A joint tenancy is similar to a tenancy in the entirety, except it applies to non-married parties who wish to have a similar arrangement. Each owner has an ownership interest in the entire property, which generally passes directly to the survivor at the death of the co-joint-tenant. The deed must expressly state that title is to be held jointly. There are a number of advantages to this arrangement. For example, parents might jointly title real estate with their children, and in that case avoid probate at their death since the real estate would pass directly to their children by operation of law. (Remember though that if the NJ inheritance tax would apply, for example to an estate inherited by a boyfriend from a girlfriend, it still applies even to a property interest acquired in joint tenancy by operation of law due to NJAC 18:26-5.11).

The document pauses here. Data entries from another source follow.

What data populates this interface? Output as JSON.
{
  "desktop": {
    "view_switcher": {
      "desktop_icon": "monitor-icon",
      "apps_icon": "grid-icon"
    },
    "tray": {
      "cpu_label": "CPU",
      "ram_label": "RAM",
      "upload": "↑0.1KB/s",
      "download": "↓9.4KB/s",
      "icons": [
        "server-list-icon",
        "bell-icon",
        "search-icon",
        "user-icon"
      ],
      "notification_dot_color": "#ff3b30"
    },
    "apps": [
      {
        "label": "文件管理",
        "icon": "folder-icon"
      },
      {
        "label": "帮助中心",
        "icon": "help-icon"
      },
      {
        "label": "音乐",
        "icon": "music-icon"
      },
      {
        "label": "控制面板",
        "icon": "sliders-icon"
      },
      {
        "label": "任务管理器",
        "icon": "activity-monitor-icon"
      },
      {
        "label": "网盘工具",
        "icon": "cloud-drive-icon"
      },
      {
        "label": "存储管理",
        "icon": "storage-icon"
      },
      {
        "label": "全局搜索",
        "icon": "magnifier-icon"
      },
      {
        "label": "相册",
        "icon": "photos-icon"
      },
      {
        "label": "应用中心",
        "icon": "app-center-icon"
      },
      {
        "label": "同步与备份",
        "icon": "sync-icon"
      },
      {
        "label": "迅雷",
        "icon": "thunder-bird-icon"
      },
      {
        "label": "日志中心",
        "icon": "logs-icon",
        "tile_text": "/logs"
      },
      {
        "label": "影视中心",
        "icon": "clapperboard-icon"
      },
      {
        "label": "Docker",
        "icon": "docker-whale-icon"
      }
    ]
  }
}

However there are some limitations to the creation of a joint tenancy, and there are some limitations to if and to how long it applies even when the deed correctly recites the joint nature of ownership. One of the primary cases on this is Steinmetz v. Steinmetz, 130 N.J. Eq. 176, 179 (N.J. 1941). It states that in “the case of joint tenancy in personal property four unities must continue to exist, viz.: unity of interest, title, time and possession. Either joint owner may destroy one or more of the constituent unities in such manner as to sever his interest from the joint fund and so destroy its existence, thereby ending his right of survivorship.” So a joint tenancy interest can be turned into a tenants in common interest if there ceases to be common interest, title, time or possession of the property. A simple way to destroy a joint tenancy interest is if one of the joint tenants transfers title to another party, then back to itself. This is sometimes referred to as a “straw man” transfer since it is done solely for the purpose of destroying the joint tenancy – by destroying “unity of title” and “unity of time”.  Arguably, if one joint tenant denies “possession” of the property to the other (by for example refusing to give them the keys or refusing to allow access), that could destroy the joint tenancy as well. But this is much more difficult to prove later in a court of law, if necessary, than a recorded deed would be.